Ein Beitrag von Michael Böhler, Rechtsanwalt und Fachanwalt für Verkehrsrecht, Konstanz

Die Verhängung eines Fahrverbotes kann für Betroffene, die auf ihre Fahrerlaubnis angewiesen sind, erhebliche Folgen haben, etwa wenn Kinder oder betagte Familienmitglieder befördert werden müssen, kein ÖPNV existiert und der Weg zur Arbeit nur mit dem Auto zurückgelegt werden kann. Für Berufskraftfahrer oder Selbstständige kann ein Fahrverbot sogar existenzgefährdend werden.

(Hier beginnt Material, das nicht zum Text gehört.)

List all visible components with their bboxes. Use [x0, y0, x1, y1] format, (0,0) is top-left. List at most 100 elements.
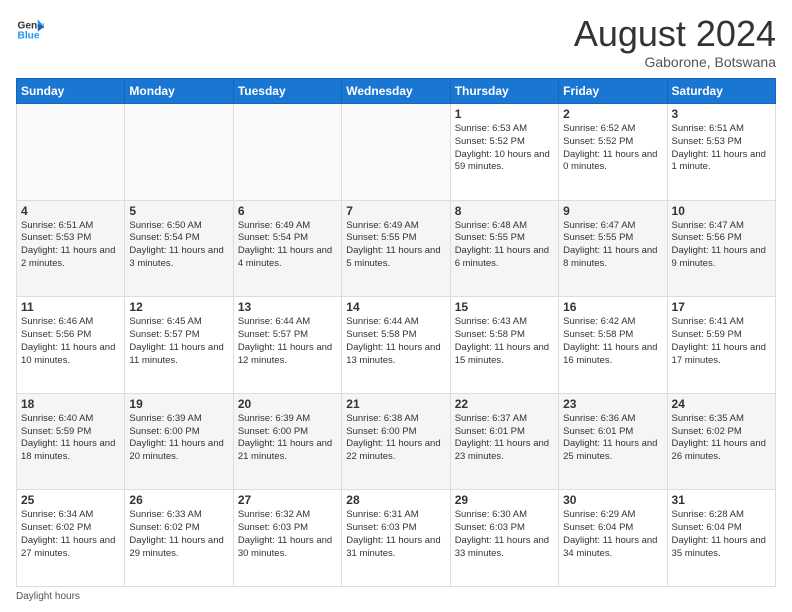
day-info: Sunrise: 6:49 AM Sunset: 5:55 PM Dayligh…: [346, 220, 445, 271]
day-info: Sunrise: 6:35 AM Sunset: 6:02 PM Dayligh…: [672, 413, 771, 464]
day-number: 5: [129, 204, 228, 218]
day-info: Sunrise: 6:30 AM Sunset: 6:03 PM Dayligh…: [455, 509, 554, 560]
calendar-cell: [233, 104, 341, 201]
day-info: Sunrise: 6:46 AM Sunset: 5:56 PM Dayligh…: [21, 316, 120, 367]
calendar-cell: 3 Sunrise: 6:51 AM Sunset: 5:53 PM Daylig…: [667, 104, 775, 201]
day-info: Sunrise: 6:40 AM Sunset: 5:59 PM Dayligh…: [21, 413, 120, 464]
day-info: Sunrise: 6:28 AM Sunset: 6:04 PM Dayligh…: [672, 509, 771, 560]
calendar-cell: 29Sunrise: 6:30 AM Sunset: 6:03 PM Dayli…: [450, 490, 558, 587]
day-number: 9: [563, 204, 662, 218]
day-number: 15: [455, 300, 554, 314]
day-info: Sunrise: 6:44 AM Sunset: 5:58 PM Dayligh…: [346, 316, 445, 367]
calendar-cell: 20 Sunrise: 6:39 AM Sunset: 6:00 PM Dayli…: [233, 393, 341, 490]
day-header-friday: Friday: [559, 79, 667, 104]
day-info: Sunrise: 6:47 AM Sunset: 5:55 PM Dayligh…: [563, 220, 662, 271]
day-info: Sunrise: 6:39 AM Sunset: 6:00 PM Dayligh…: [129, 413, 228, 464]
calendar-table: SundayMondayTuesdayWednesdayThursdayFrid…: [16, 78, 776, 587]
day-number: 3: [672, 107, 771, 121]
day-number: 4: [21, 204, 120, 218]
day-info: Sunrise: 6:51 AM Sunset: 5:53 PM Dayligh…: [672, 123, 771, 174]
day-info: Sunrise: 6:49 AM Sunset: 5:54 PM Dayligh…: [238, 220, 337, 271]
day-header-sunday: Sunday: [17, 79, 125, 104]
calendar-cell: 6 Sunrise: 6:49 AM Sunset: 5:54 PM Daylig…: [233, 200, 341, 297]
day-number: 8: [455, 204, 554, 218]
calendar-cell: 25 Sunrise: 6:34 AM Sunset: 6:02 PM Dayli…: [17, 490, 125, 587]
day-number: 21: [346, 397, 445, 411]
day-info: Sunrise: 6:52 AM Sunset: 5:52 PM Dayligh…: [563, 123, 662, 174]
calendar-cell: 11 Sunrise: 6:46 AM Sunset: 5:56 PM Dayli…: [17, 297, 125, 394]
day-number: 20: [238, 397, 337, 411]
day-info: Sunrise: 6:29 AM Sunset: 6:04 PM Dayligh…: [563, 509, 662, 560]
day-number: 19: [129, 397, 228, 411]
calendar-cell: 24 Sunrise: 6:35 AM Sunset: 6:02 PM Dayli…: [667, 393, 775, 490]
day-number: 1: [455, 107, 554, 121]
calendar-cell: 12 Sunrise: 6:45 AM Sunset: 5:57 PM Dayli…: [125, 297, 233, 394]
calendar-cell: 27Sunrise: 6:32 AM Sunset: 6:03 PM Dayli…: [233, 490, 341, 587]
calendar-cell: 10Sunrise: 6:47 AM Sunset: 5:56 PM Dayli…: [667, 200, 775, 297]
calendar-cell: 30 Sunrise: 6:29 AM Sunset: 6:04 PM Dayli…: [559, 490, 667, 587]
calendar-cell: 18 Sunrise: 6:40 AM Sunset: 5:59 PM Dayli…: [17, 393, 125, 490]
day-number: 16: [563, 300, 662, 314]
calendar-cell: [125, 104, 233, 201]
calendar-cell: 16 Sunrise: 6:42 AM Sunset: 5:58 PM Dayli…: [559, 297, 667, 394]
calendar-week-row: 1Sunrise: 6:53 AM Sunset: 5:52 PM Daylig…: [17, 104, 776, 201]
day-info: Sunrise: 6:42 AM Sunset: 5:58 PM Dayligh…: [563, 316, 662, 367]
calendar-cell: 4Sunrise: 6:51 AM Sunset: 5:53 PM Daylig…: [17, 200, 125, 297]
calendar-cell: 2 Sunrise: 6:52 AM Sunset: 5:52 PM Daylig…: [559, 104, 667, 201]
day-info: Sunrise: 6:39 AM Sunset: 6:00 PM Dayligh…: [238, 413, 337, 464]
calendar-cell: 13 Sunrise: 6:44 AM Sunset: 5:57 PM Dayli…: [233, 297, 341, 394]
day-info: Sunrise: 6:38 AM Sunset: 6:00 PM Dayligh…: [346, 413, 445, 464]
day-number: 6: [238, 204, 337, 218]
day-info: Sunrise: 6:45 AM Sunset: 5:57 PM Dayligh…: [129, 316, 228, 367]
day-number: 30: [563, 493, 662, 507]
calendar-cell: 28Sunrise: 6:31 AM Sunset: 6:03 PM Dayli…: [342, 490, 450, 587]
calendar-cell: 19 Sunrise: 6:39 AM Sunset: 6:00 PM Dayli…: [125, 393, 233, 490]
calendar-week-row: 4Sunrise: 6:51 AM Sunset: 5:53 PM Daylig…: [17, 200, 776, 297]
day-number: 13: [238, 300, 337, 314]
day-info: Sunrise: 6:43 AM Sunset: 5:58 PM Dayligh…: [455, 316, 554, 367]
day-number: 12: [129, 300, 228, 314]
calendar-cell: 23Sunrise: 6:36 AM Sunset: 6:01 PM Dayli…: [559, 393, 667, 490]
day-number: 14: [346, 300, 445, 314]
day-header-saturday: Saturday: [667, 79, 775, 104]
calendar-cell: 21 Sunrise: 6:38 AM Sunset: 6:00 PM Dayli…: [342, 393, 450, 490]
day-header-wednesday: Wednesday: [342, 79, 450, 104]
calendar-cell: 7 Sunrise: 6:49 AM Sunset: 5:55 PM Daylig…: [342, 200, 450, 297]
day-header-monday: Monday: [125, 79, 233, 104]
calendar-week-row: 25 Sunrise: 6:34 AM Sunset: 6:02 PM Dayli…: [17, 490, 776, 587]
day-number: 27: [238, 493, 337, 507]
day-info: Sunrise: 6:50 AM Sunset: 5:54 PM Dayligh…: [129, 220, 228, 271]
day-info: Sunrise: 6:33 AM Sunset: 6:02 PM Dayligh…: [129, 509, 228, 560]
calendar-header-row: SundayMondayTuesdayWednesdayThursdayFrid…: [17, 79, 776, 104]
day-number: 18: [21, 397, 120, 411]
day-info: Sunrise: 6:34 AM Sunset: 6:02 PM Dayligh…: [21, 509, 120, 560]
calendar-cell: 1Sunrise: 6:53 AM Sunset: 5:52 PM Daylig…: [450, 104, 558, 201]
calendar-cell: [342, 104, 450, 201]
calendar-week-row: 18 Sunrise: 6:40 AM Sunset: 5:59 PM Dayli…: [17, 393, 776, 490]
calendar-cell: 22Sunrise: 6:37 AM Sunset: 6:01 PM Dayli…: [450, 393, 558, 490]
calendar-cell: 31 Sunrise: 6:28 AM Sunset: 6:04 PM Dayli…: [667, 490, 775, 587]
day-number: 2: [563, 107, 662, 121]
day-number: 7: [346, 204, 445, 218]
day-number: 24: [672, 397, 771, 411]
calendar-cell: 15 Sunrise: 6:43 AM Sunset: 5:58 PM Dayli…: [450, 297, 558, 394]
day-number: 26: [129, 493, 228, 507]
calendar-cell: 14 Sunrise: 6:44 AM Sunset: 5:58 PM Dayli…: [342, 297, 450, 394]
calendar-cell: 8 Sunrise: 6:48 AM Sunset: 5:55 PM Daylig…: [450, 200, 558, 297]
svg-text:Blue: Blue: [18, 31, 40, 42]
day-header-tuesday: Tuesday: [233, 79, 341, 104]
logo-icon: General Blue: [16, 16, 44, 44]
page: General Blue August 2024 Gaborone, Botsw…: [0, 0, 792, 612]
day-number: 22: [455, 397, 554, 411]
calendar-cell: 5 Sunrise: 6:50 AM Sunset: 5:54 PM Daylig…: [125, 200, 233, 297]
day-number: 25: [21, 493, 120, 507]
calendar-week-row: 11 Sunrise: 6:46 AM Sunset: 5:56 PM Dayli…: [17, 297, 776, 394]
logo: General Blue: [16, 16, 44, 44]
day-number: 23: [563, 397, 662, 411]
day-number: 31: [672, 493, 771, 507]
location-subtitle: Gaborone, Botswana: [574, 54, 776, 70]
day-info: Sunrise: 6:48 AM Sunset: 5:55 PM Dayligh…: [455, 220, 554, 271]
day-number: 11: [21, 300, 120, 314]
calendar-cell: [17, 104, 125, 201]
day-info: Sunrise: 6:44 AM Sunset: 5:57 PM Dayligh…: [238, 316, 337, 367]
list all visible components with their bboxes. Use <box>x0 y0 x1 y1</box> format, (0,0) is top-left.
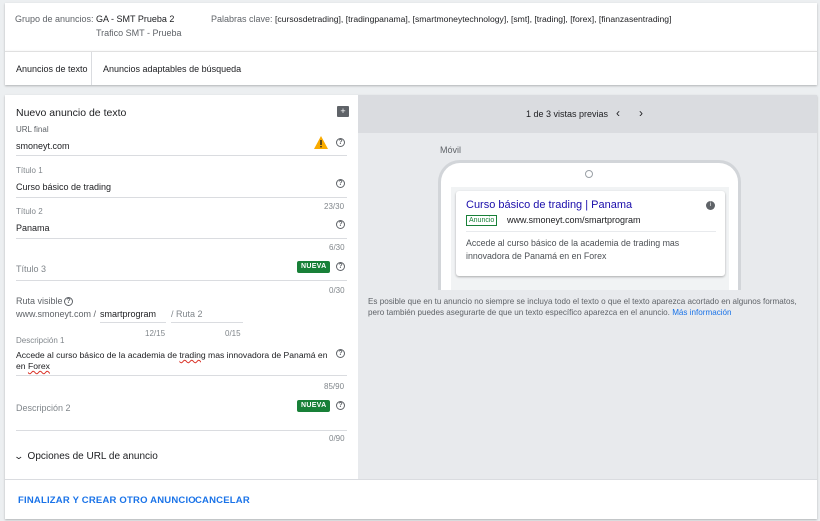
tab-text-ads[interactable]: Anuncios de texto <box>16 64 88 74</box>
display-path2-input[interactable]: / Ruta 2 <box>171 309 203 319</box>
info-icon[interactable]: i <box>706 201 715 210</box>
url-options-toggle[interactable]: ⌄ Opciones de URL de anuncio <box>13 451 158 462</box>
description1-counter: 85/90 <box>324 382 345 391</box>
description1-misspelled-word: trading <box>179 350 206 360</box>
headline2-input[interactable]: Panama <box>16 223 50 233</box>
ad-display-url: www.smoneyt.com/smartprogram <box>507 215 641 225</box>
phone-camera-icon <box>585 170 593 178</box>
path2-underline <box>171 322 243 323</box>
description2-counter: 0/90 <box>329 434 345 443</box>
display-path-label: Ruta visible <box>16 296 63 306</box>
final-url-input[interactable]: smoneyt.com <box>16 141 70 151</box>
cancel-button[interactable]: CANCELAR <box>195 495 250 506</box>
ad-headline: Curso básico de trading | Panama <box>466 199 633 211</box>
display-path-base: www.smoneyt.com / <box>16 309 97 319</box>
description2-help-icon[interactable]: ? <box>336 401 345 410</box>
headline1-underline <box>16 197 347 198</box>
device-label: Móvil <box>440 145 462 155</box>
description2-new-badge: NUEVA <box>297 400 331 412</box>
headline1-counter: 23/30 <box>324 202 345 211</box>
ad-group-name: GA - SMT Prueba 2 <box>96 14 175 24</box>
ad-editor: Nuevo anuncio de texto + URL final smone… <box>5 95 817 519</box>
url-options-label: Opciones de URL de anuncio <box>27 451 158 462</box>
preview-disclaimer: Es posible que en tu anuncio no siempre … <box>368 296 813 318</box>
ad-description: Accede al curso básico de la academia de… <box>466 238 680 261</box>
display-path1-input[interactable]: smartprogram <box>100 309 156 319</box>
headline3-counter: 0/30 <box>329 286 345 295</box>
ad-preview-card: Curso básico de trading | Panama i Anunc… <box>456 191 725 276</box>
more-info-link[interactable]: Más información <box>672 308 731 317</box>
headline1-input[interactable]: Curso básico de trading <box>16 182 111 192</box>
mobile-phone-frame: Curso básico de trading | Panama i Anunc… <box>438 160 741 290</box>
description2-label[interactable]: Descripción 2 <box>16 403 71 413</box>
path1-underline <box>100 322 166 323</box>
description1-underline <box>16 375 347 376</box>
headline2-counter: 6/30 <box>329 243 345 252</box>
description1-input[interactable]: Accede al curso básico de la academia de… <box>16 350 336 372</box>
form-title: Nuevo anuncio de texto <box>16 107 127 119</box>
headline3-help-icon[interactable]: ? <box>336 262 345 271</box>
headline3-underline <box>16 280 347 281</box>
path2-counter: 0/15 <box>225 329 241 338</box>
disclaimer-text: Es posible que en tu anuncio no siempre … <box>368 297 797 317</box>
preview-pager: 1 de 3 vistas previas <box>526 109 609 119</box>
headline2-help-icon[interactable]: ? <box>336 220 345 229</box>
chevron-left-icon[interactable]: ‹ <box>616 106 620 120</box>
add-comment-icon[interactable]: + <box>337 106 349 117</box>
preview-header: 1 de 3 vistas previas ‹ › <box>358 95 817 133</box>
campaign-name: Trafico SMT - Prueba <box>96 28 182 38</box>
tab-responsive-search-ads[interactable]: Anuncios adaptables de búsqueda <box>103 64 241 74</box>
description1-label: Descripción 1 <box>16 336 65 345</box>
headline3-new-badge: NUEVA <box>297 261 331 273</box>
ad-type-tabs: Anuncios de texto Anuncios adaptables de… <box>5 51 817 85</box>
final-url-help-icon[interactable]: ? <box>336 138 345 147</box>
headline3-label[interactable]: Título 3 <box>16 264 46 274</box>
ad-preview-panel: 1 de 3 vistas previas ‹ › Móvil Curso bá… <box>358 95 817 479</box>
headline2-label: Título 2 <box>16 207 43 216</box>
headline2-underline <box>16 238 347 239</box>
description1-help-icon[interactable]: ? <box>336 349 345 358</box>
warning-icon[interactable] <box>314 136 328 149</box>
chevron-down-icon: ⌄ <box>13 451 25 461</box>
footer-divider <box>5 479 817 480</box>
headline1-label: Título 1 <box>16 166 43 175</box>
ad-badge: Anuncio <box>466 215 498 226</box>
description2-underline <box>16 430 347 431</box>
save-and-create-another-button[interactable]: FINALIZAR Y CREAR OTRO ANUNCIO <box>18 495 196 506</box>
chevron-right-icon[interactable]: › <box>639 106 643 120</box>
final-url-label: URL final <box>16 125 49 134</box>
phone-screen: Curso básico de trading | Panama i Anunc… <box>451 187 729 290</box>
description1-misspelled-word: Forex <box>27 361 50 371</box>
ad-group-summary: Grupo de anuncios: GA - SMT Prueba 2 Tra… <box>5 3 817 51</box>
description1-text-part: Accede al curso básico de la academia de <box>16 350 180 360</box>
keywords-list: [cursosdetrading], [tradingpanama], [sma… <box>275 14 672 24</box>
final-url-underline <box>16 155 347 156</box>
ad-group-label: Grupo de anuncios: <box>15 14 94 24</box>
keywords-label: Palabras clave: <box>211 14 273 24</box>
headline1-help-icon[interactable]: ? <box>336 179 345 188</box>
ad-divider <box>466 231 716 232</box>
tab-divider <box>91 52 92 85</box>
display-path-help-icon[interactable]: ? <box>64 297 73 306</box>
path1-counter: 12/15 <box>145 329 166 338</box>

§ 25 Abs. 1 StVG sieht bei unter grober oder beharrlicher Verletzung der Pflichten eines Kraftfahrzeugführers begangenen Ordnungswidrigkeit (am häufigsten Geschwindigkeitsüberschreitungen, Rotlichtverstöße oder zu wenig Abstand) die Verhängung eines Fahrverbotes vor.

Wer einen Bußgeldbescheid erhalten hat, in dem ein Fahrverbot enthalten hat, muss sich beeilen und innerhalb von zwei Wochen nach Zustellung Einspruch einlegen bzw. diesen Schritt von einem auf das Bußgeldrecht spezialisierten Rechtsanwalt als Verteidiger vornehmen lassen; dies hat den Vorteil, dass gleichzeitig eine umfassende Akteneinsicht beantragt werden kann. Es empfiehlt sich übrigens, den Verteidiger bereits nach Erhalt des Anhörungsbogens zu beauftragen, um möglichst früh gegenüber der Bußgeldbehörde tätig werden zu können.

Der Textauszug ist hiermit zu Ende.